Im Laufe der Lektüre bewundert man die Engelsgeduld, die Philippe Sands gegenüber dem mehr als gutgläubigen Horst Wächter aufbringt. Doch immerhin ist er der einzige aus Wächters Nachkommenschaft, der überhaupt bereit ist, sich mit der Vergangenheit des SS-Manns auseinanderzusetzen und sogar einige von seiner Mutter in ihrer Funktion als Ehefrau des Statthalters von Galizien geraubte Kunstwerke zurückgeben möchte. Nach und nach wird das Porträt des Gesuchten deutlicher, seine Verstrickung in die Ermordung unzähliger Juden beweisbarer. Doch Horst findet neue Argumente, um dies zu leugnen.
Beeindruckend sind die Zugänge und Reisemöglichkeiten, welche Sands zur Verfügung stehen, z.B. diskutiert er mit Professoren für Forensik die Möglichkeiten einer Exhumierung des Täters nach fast 30 Jahren, um die vom Sohn verbreitete These zu widerlegen, der Alt-Nazi wäre vergiftet worden, oder bespricht mit dem zum Autor gewordenen Spion John Le Carré Modalitäten seiner Tätigkeit als Spitzel.
Sands‘ akademisches Netzwerk ermöglicht ihm, Informationen auf wissenschaftlichem Niveau zu sammeln.

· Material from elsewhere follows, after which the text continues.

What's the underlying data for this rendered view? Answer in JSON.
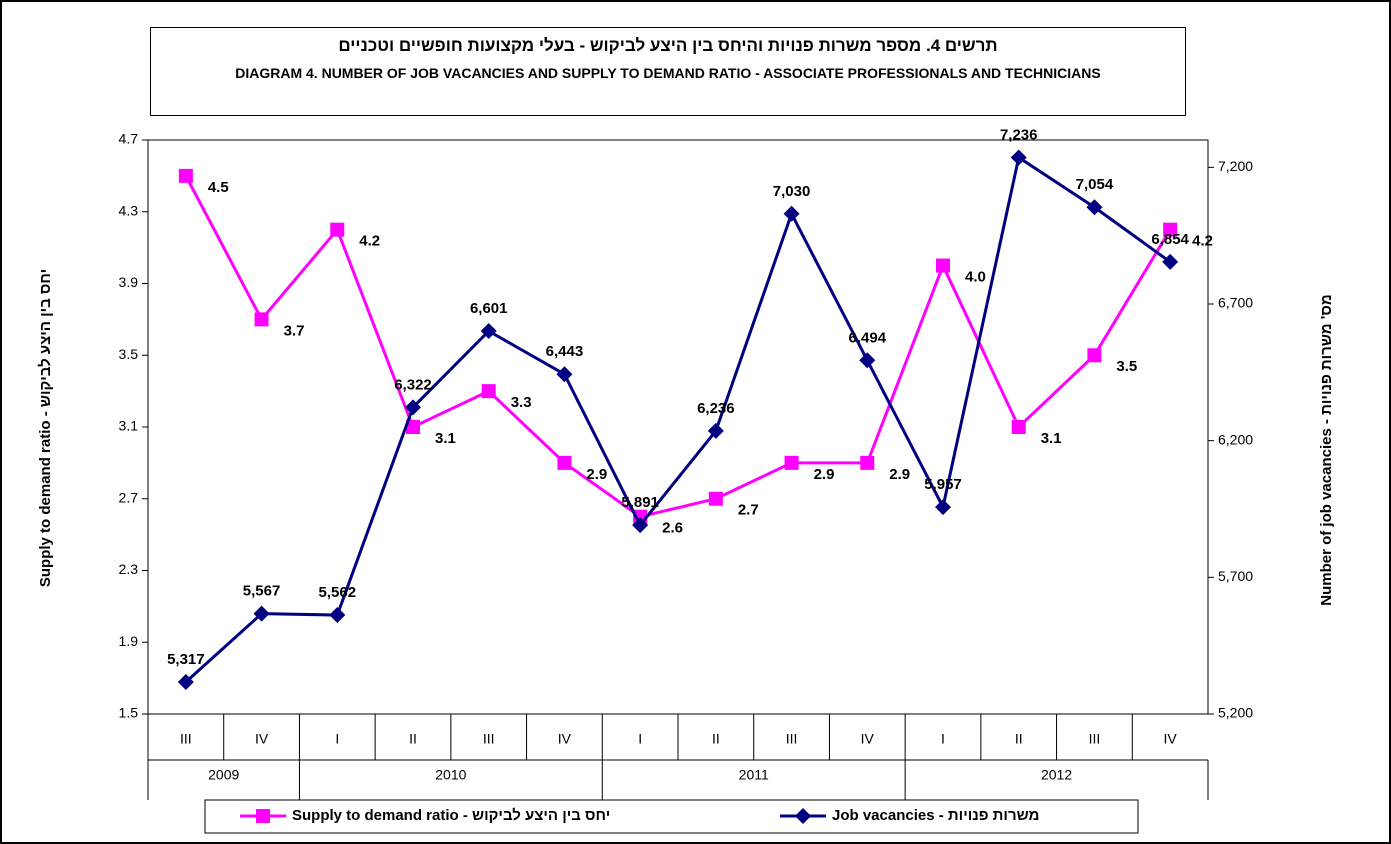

Zuweilen wundert der Autor sich selbst, wohin es ihn auf der Suche nach Beweisen für Wächters Schuld verschlägt: Österreich, Südtirol, Rom, Schweiz, New Mexiko usf. Noch eindrucksvoller aber ist seine Fähigkeit diese Recherche spannend und nahezu literarisch aufzubereiten, wie bereits im ersten Sachbuch auf der Suche nach den eigenen jüdischen Vorfahren in Lemberg bewiesen.

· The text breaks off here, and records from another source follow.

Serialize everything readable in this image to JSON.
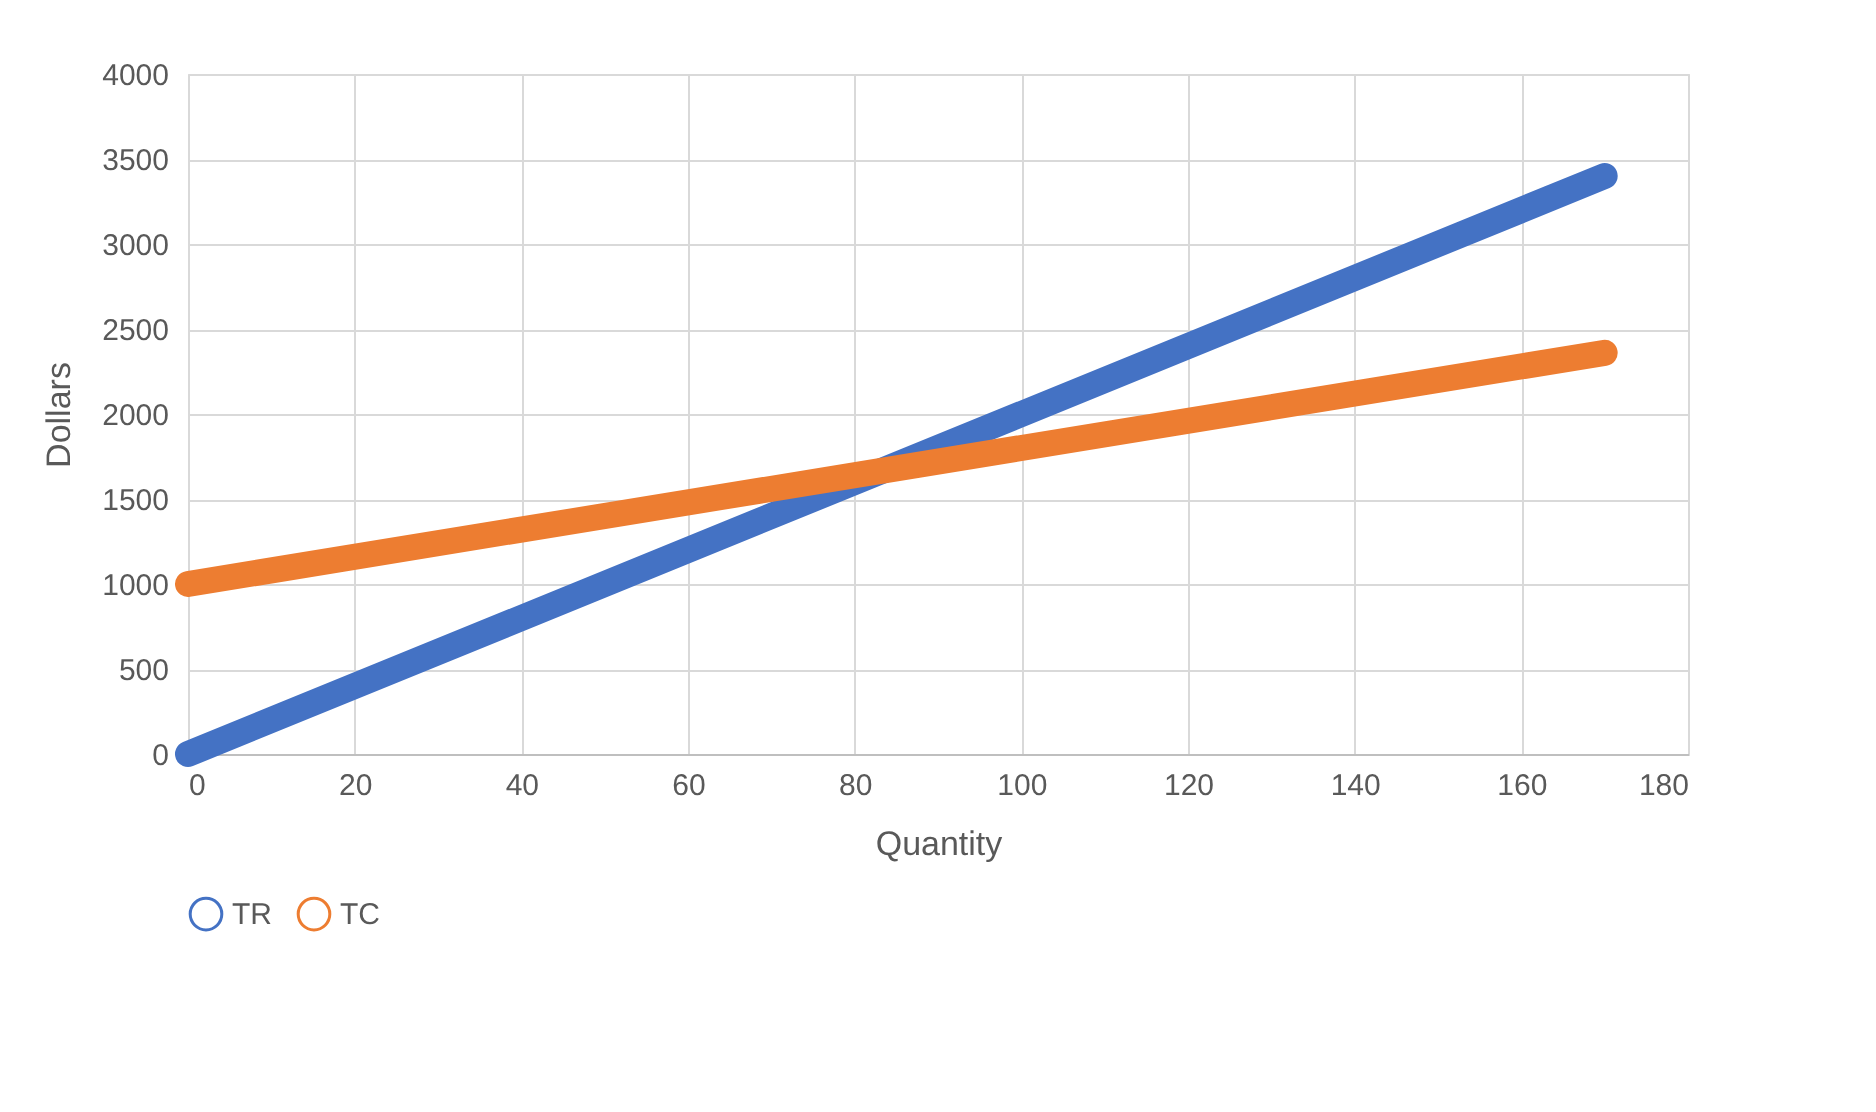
{
  "chart_data": {
    "type": "line",
    "xlabel": "Quantity",
    "ylabel": "Dollars",
    "xlim": [
      0,
      180
    ],
    "xticks": [
      0,
      20,
      40,
      60,
      80,
      100,
      120,
      140,
      160,
      180
    ],
    "ylim": [
      0,
      4000
    ],
    "yticks": [
      0,
      500,
      1000,
      1500,
      2000,
      2500,
      3000,
      3500,
      4000
    ],
    "grid": true,
    "legend": "bottom",
    "marker": "none",
    "line_style": "solid",
    "x": [
      0,
      170
    ],
    "series": [
      {
        "name": "TR",
        "color": "#4472c4",
        "values": [
          0,
          3400
        ]
      },
      {
        "name": "TC",
        "color": "#ed7d31",
        "values": [
          1000,
          2360
        ]
      }
    ]
  }
}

Seine Auseinandersetzung mit Horst steht beispielhaft für eine Konfrontation der Nachkommen von Opfern mit der von Tätern. Dass Horst als einziges der Kinder des Nazi-Verbrechers überhaupt bereit ist eine Diskussion zu führen, während die anderen jeglichen Kontakt verweigern, zeigt, wie wichtig Forschungen dieser Art heute noch sind. Zudem gelingt es Sands, die Geschichte mit düsterem Thema zu einem hoffnungsvollen Ende zu bringen. Alles in allem liest sich dieses erzählende Sachbuch weitaus spannender als viele Romane mit ähnlichen Anliegen.